In rainy season, it is more likely to spill into and contaminate the groundwater.
The Sukhpur market at night is almost entirely populated by men, as women aren't allowed out unaccompanied.
This can make it dangerous for a woman or girl who must go outside to relieve herself because she doesn't have a toilet at home.

Students listen to a lecture about proper hygiene during a health class at Karanpur primary school.
A women's group meets to study reading and writing in Sukhpur. Lack of access to clean toilets and sanitary napkins in schools
can cause girls to drop out early—some report dehydrating themselves on purpose and skipping meals so they won't need to
relieve themselves outside. In a region where education makes a girl more expensive for their families to marry off,
there's already little enough incentive for them to finish school.

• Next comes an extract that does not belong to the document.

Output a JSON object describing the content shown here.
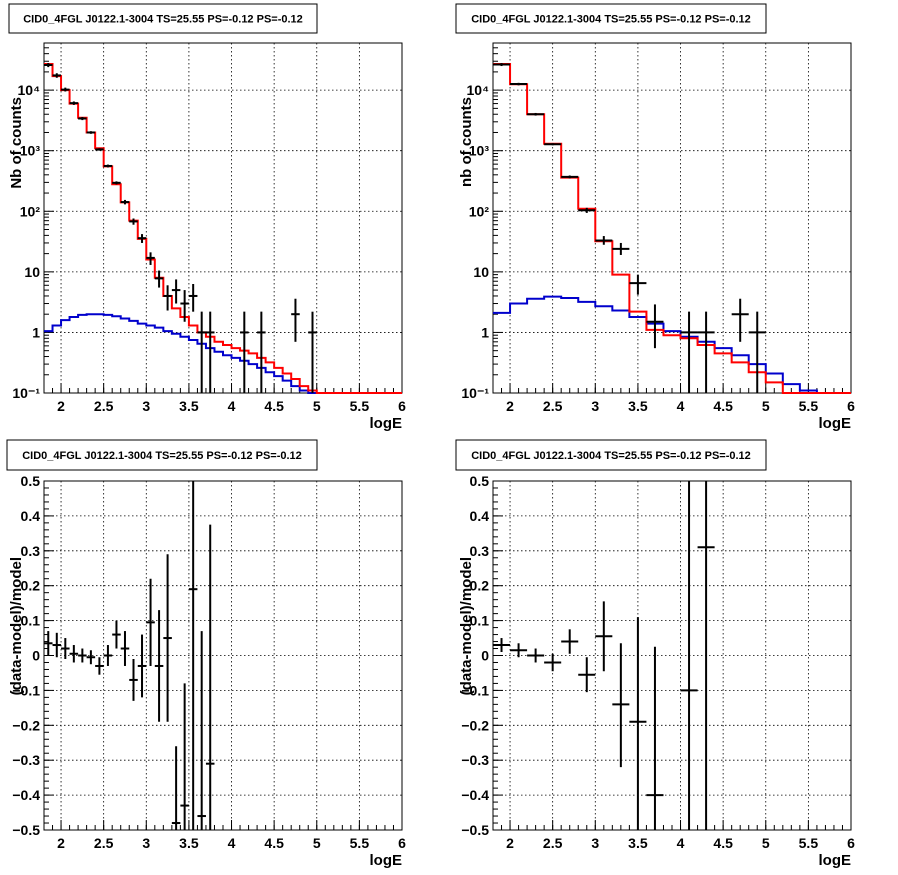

Women interviewed for this story estimated that in this area of Bihar, 50 percent of women and girls without toilets
have been spied on, followed, or assaulted by men while going to relieve themselves outside.
Men sit along the levee in Bhurahi that holds back the Kosi River, a major tributary of the Ganges. The Kosi broke its embankments in 2008 and the resulting flood impacted nearly 3 million people in Nepal and India. One of the worst-hit areas in India was here in Bihar state's Supaul district, where many people were left landless. Landless people are ineligible for toilet funding under the Swachh Bharat program.
Children play in the Kosi River. Many of their families are squatting on government land after their homes were swept away by flooding.